I disagree with 1 in terms of it being an inviolate rule. Sure, often times the immediate consequences of a proposed action's success or failure are fairly obvious. "I climb the wall so I can scope out the ground behind" has a pretty clear success-fail state: you either climb the wall or you don't.

But other times, there's going to be unseen effects no matter what you do; the only difference perhaps being what those unseen effects will consist of. These are the purview of the GM. Problem is, in a situation where there is no backstory or setting she can't factor these sort of unforeseen things in (or if she tries it risks being awkward or unwieldy) because she doesn't yet know what they might be. It also works against any kind of mystery-solving game.

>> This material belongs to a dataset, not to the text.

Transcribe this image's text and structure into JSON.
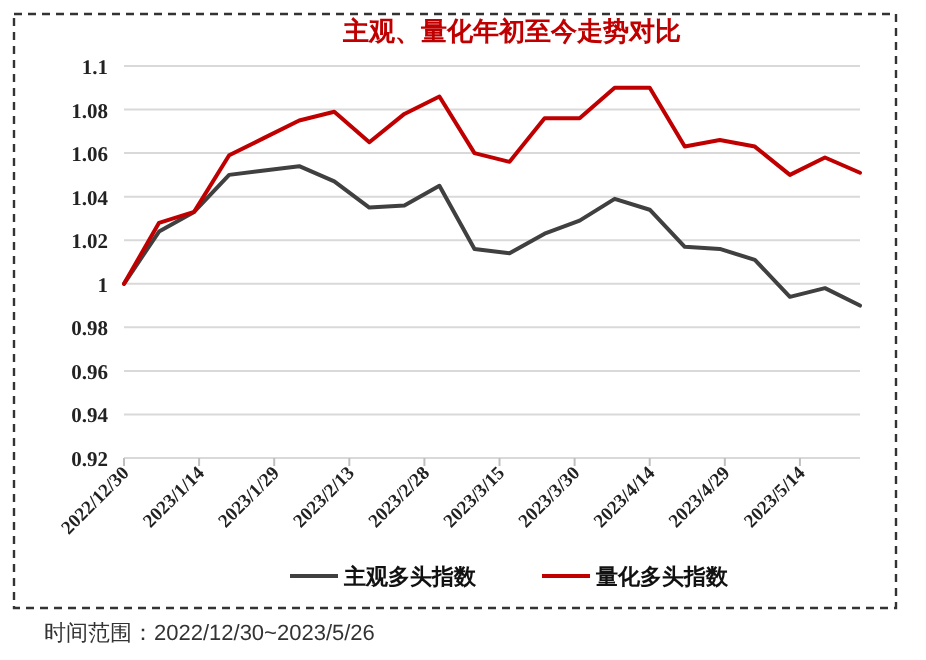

"I talk to the Baroness to see if she knows anything about the missing jewels". In a simple situation, either she knows something or she doesn't, regardless of whether this is pre-known through prep or determined on the spot by action resolution. But the advantage of a pre-prepped setting is that if the GM has in her background notes that the Baroness is a spy for a local Thieves' guild, an unforeseen consequence of the PCs speaking to her here (and successfully determining that she legitimately has no knowledge of the missing jewels) is that if she didn't know about the missing jewels before she does now, and can report that to her guild...which alerts the guild that someone's operating freelance in their territory; and consequences of this might rear up as suspicion or distrust the next time the party's Rogue approaches that guild for something.

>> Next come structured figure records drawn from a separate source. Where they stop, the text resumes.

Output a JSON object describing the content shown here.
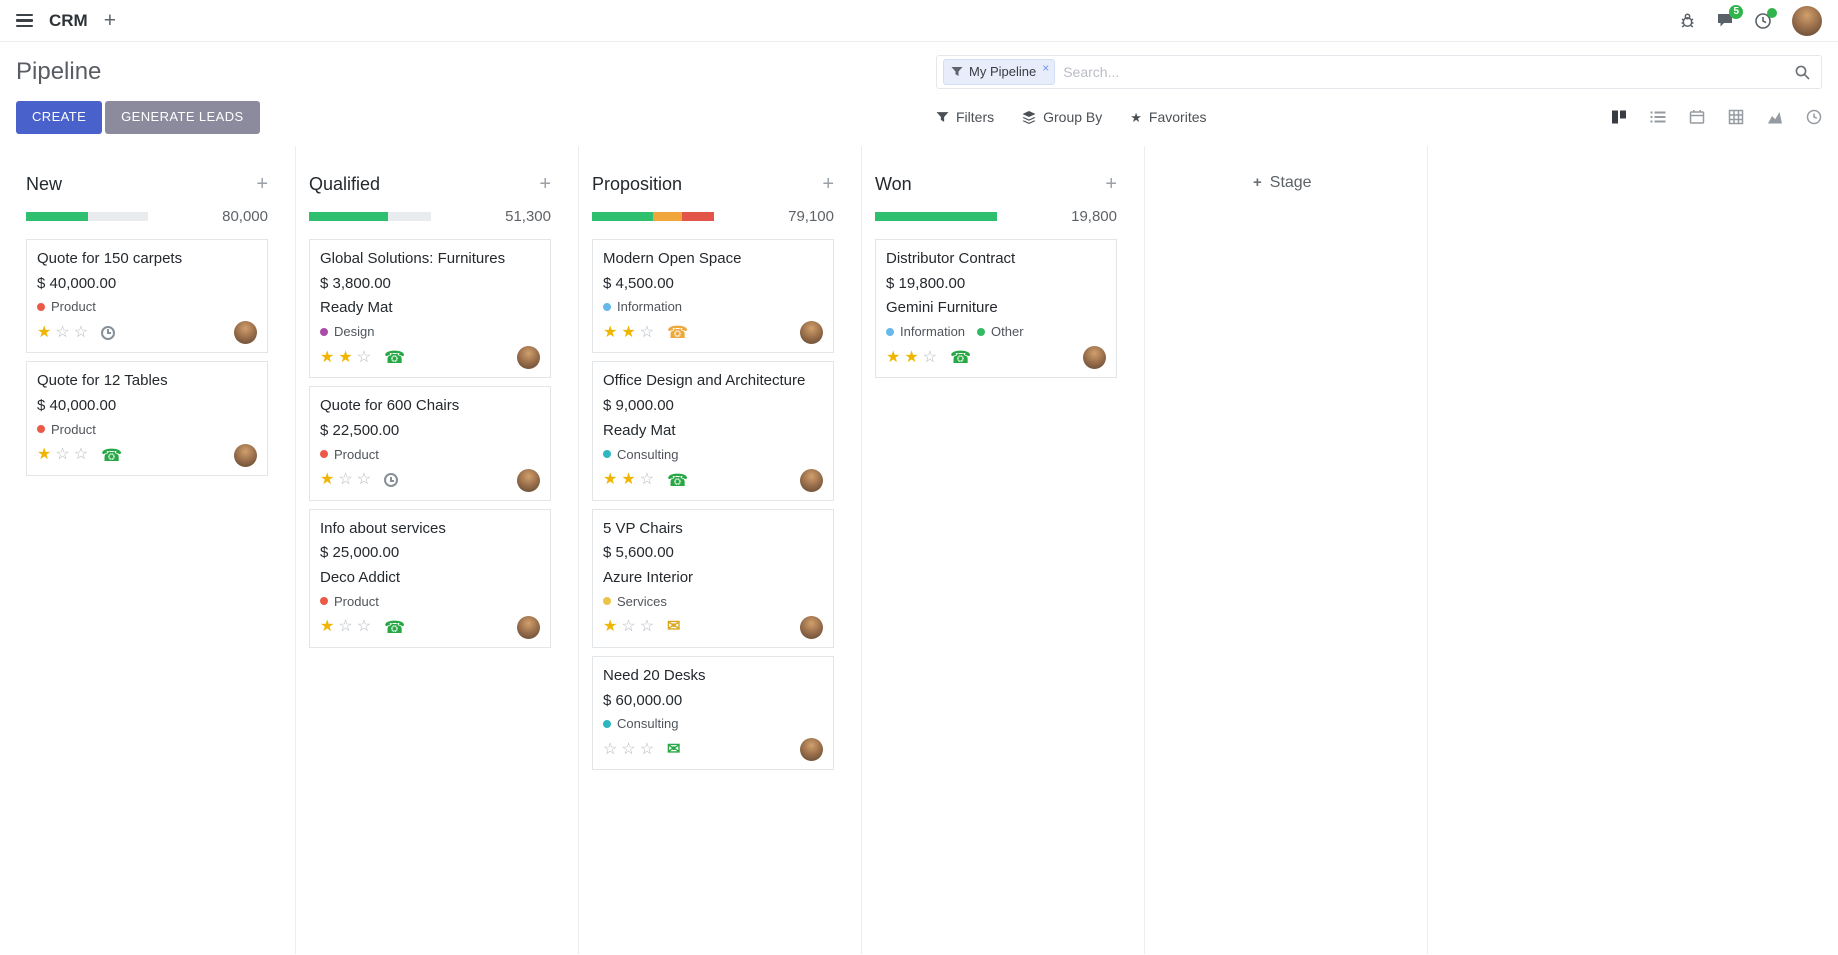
{
  "navbar": {
    "app": "CRM",
    "messages_badge": "5"
  },
  "control_panel": {
    "title": "Pipeline",
    "search": {
      "facet_label": "My Pipeline",
      "placeholder": "Search..."
    },
    "create_label": "CREATE",
    "generate_leads_label": "GENERATE LEADS",
    "filters_label": "Filters",
    "group_by_label": "Group By",
    "favorites_label": "Favorites",
    "view_switcher": [
      "kanban",
      "list",
      "calendar",
      "pivot",
      "graph",
      "activity"
    ],
    "active_view": "kanban"
  },
  "colors": {
    "primary_button": "#4961ca",
    "secondary_button": "#8b8b9d",
    "badge": "#31b44b",
    "star_active": "#efb500",
    "progress_success": "#2ec06f",
    "progress_warning": "#f0a63a",
    "progress_danger": "#e25649"
  },
  "board": {
    "add_stage_label": "Stage",
    "columns": [
      {
        "name": "New",
        "total": "80,000",
        "progress": [
          {
            "color": "#2ec06f",
            "pct": 51
          }
        ],
        "cards": [
          {
            "title": "Quote for 150 carpets",
            "amount": "$ 40,000.00",
            "tags": [
              {
                "label": "Product",
                "color": "#eb5a46"
              }
            ],
            "stars": [
              true,
              false,
              false
            ],
            "activity": {
              "icon": "clock",
              "color": "#878f98"
            }
          },
          {
            "title": "Quote for 12 Tables",
            "amount": "$ 40,000.00",
            "tags": [
              {
                "label": "Product",
                "color": "#eb5a46"
              }
            ],
            "stars": [
              true,
              false,
              false
            ],
            "activity": {
              "icon": "phone",
              "color": "#28a745"
            }
          }
        ]
      },
      {
        "name": "Qualified",
        "total": "51,300",
        "progress": [
          {
            "color": "#2ec06f",
            "pct": 65
          }
        ],
        "cards": [
          {
            "title": "Global Solutions: Furnitures",
            "amount": "$ 3,800.00",
            "partner": "Ready Mat",
            "tags": [
              {
                "label": "Design",
                "color": "#ab4ba8"
              }
            ],
            "stars": [
              true,
              true,
              false
            ],
            "activity": {
              "icon": "phone",
              "color": "#28a745"
            }
          },
          {
            "title": "Quote for 600 Chairs",
            "amount": "$ 22,500.00",
            "tags": [
              {
                "label": "Product",
                "color": "#eb5a46"
              }
            ],
            "stars": [
              true,
              false,
              false
            ],
            "activity": {
              "icon": "clock",
              "color": "#878f98"
            }
          },
          {
            "title": "Info about services",
            "amount": "$ 25,000.00",
            "partner": "Deco Addict",
            "tags": [
              {
                "label": "Product",
                "color": "#eb5a46"
              }
            ],
            "stars": [
              true,
              false,
              false
            ],
            "activity": {
              "icon": "phone",
              "color": "#28a745"
            }
          }
        ]
      },
      {
        "name": "Proposition",
        "total": "79,100",
        "progress": [
          {
            "color": "#2ec06f",
            "pct": 50
          },
          {
            "color": "#f0a63a",
            "pct": 24
          },
          {
            "color": "#e25649",
            "pct": 26
          }
        ],
        "cards": [
          {
            "title": "Modern Open Space",
            "amount": "$ 4,500.00",
            "tags": [
              {
                "label": "Information",
                "color": "#66b9e8"
              }
            ],
            "stars": [
              true,
              true,
              false
            ],
            "activity": {
              "icon": "phone",
              "color": "#efa83c"
            }
          },
          {
            "title": "Office Design and Architecture",
            "amount": "$ 9,000.00",
            "partner": "Ready Mat",
            "tags": [
              {
                "label": "Consulting",
                "color": "#2eb7c0"
              }
            ],
            "stars": [
              true,
              true,
              false
            ],
            "activity": {
              "icon": "phone",
              "color": "#28a745"
            }
          },
          {
            "title": "5 VP Chairs",
            "amount": "$ 5,600.00",
            "partner": "Azure Interior",
            "tags": [
              {
                "label": "Services",
                "color": "#ebc447"
              }
            ],
            "stars": [
              true,
              false,
              false
            ],
            "activity": {
              "icon": "envelope",
              "color": "#d9a61e"
            }
          },
          {
            "title": "Need 20 Desks",
            "amount": "$ 60,000.00",
            "tags": [
              {
                "label": "Consulting",
                "color": "#2eb7c0"
              }
            ],
            "stars": [
              false,
              false,
              false
            ],
            "activity": {
              "icon": "envelope",
              "color": "#28a745"
            }
          }
        ]
      },
      {
        "name": "Won",
        "total": "19,800",
        "progress": [
          {
            "color": "#2ec06f",
            "pct": 100
          }
        ],
        "cards": [
          {
            "title": "Distributor Contract",
            "amount": "$ 19,800.00",
            "partner": "Gemini Furniture",
            "tags": [
              {
                "label": "Information",
                "color": "#66b9e8"
              },
              {
                "label": "Other",
                "color": "#34b965"
              }
            ],
            "stars": [
              true,
              true,
              false
            ],
            "activity": {
              "icon": "phone",
              "color": "#28a745"
            }
          }
        ]
      }
    ]
  }
}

I think this sort of thing is completely within the GM's purview and that the GM shouldn't be constrained from using these type of elements.

As for 2, even outright successes ought to be able to lead to headaches later. For example, a party of thief-y PCs plans a theft and executes it flawlessly - successes all round, not a failure to be seen. Does this mean there may never be consequences later, particularly in a game world with any kind of reliable divination magics? I sure hope not... :)

And there's a bizarre corollary people sometimes apply to 2 above: successes must be absolute but failures need not be. Why not go the other way around - failure is absolute but success isn't always - and thus make things a little harder on the players/PCs?
 

And there's a bizarre corollary people sometimes apply to 2 above: successes must be absolute but failures need not be. Why not go the other way around - failure is absolute but success isn't always - and thus make things a little harder on the players/PCs?

There's no intrinsic reason, but it should be noted some players hate it like hell. Its one reason no one locally wants much to do with PbtA games, which have a lot of "success, but..." results.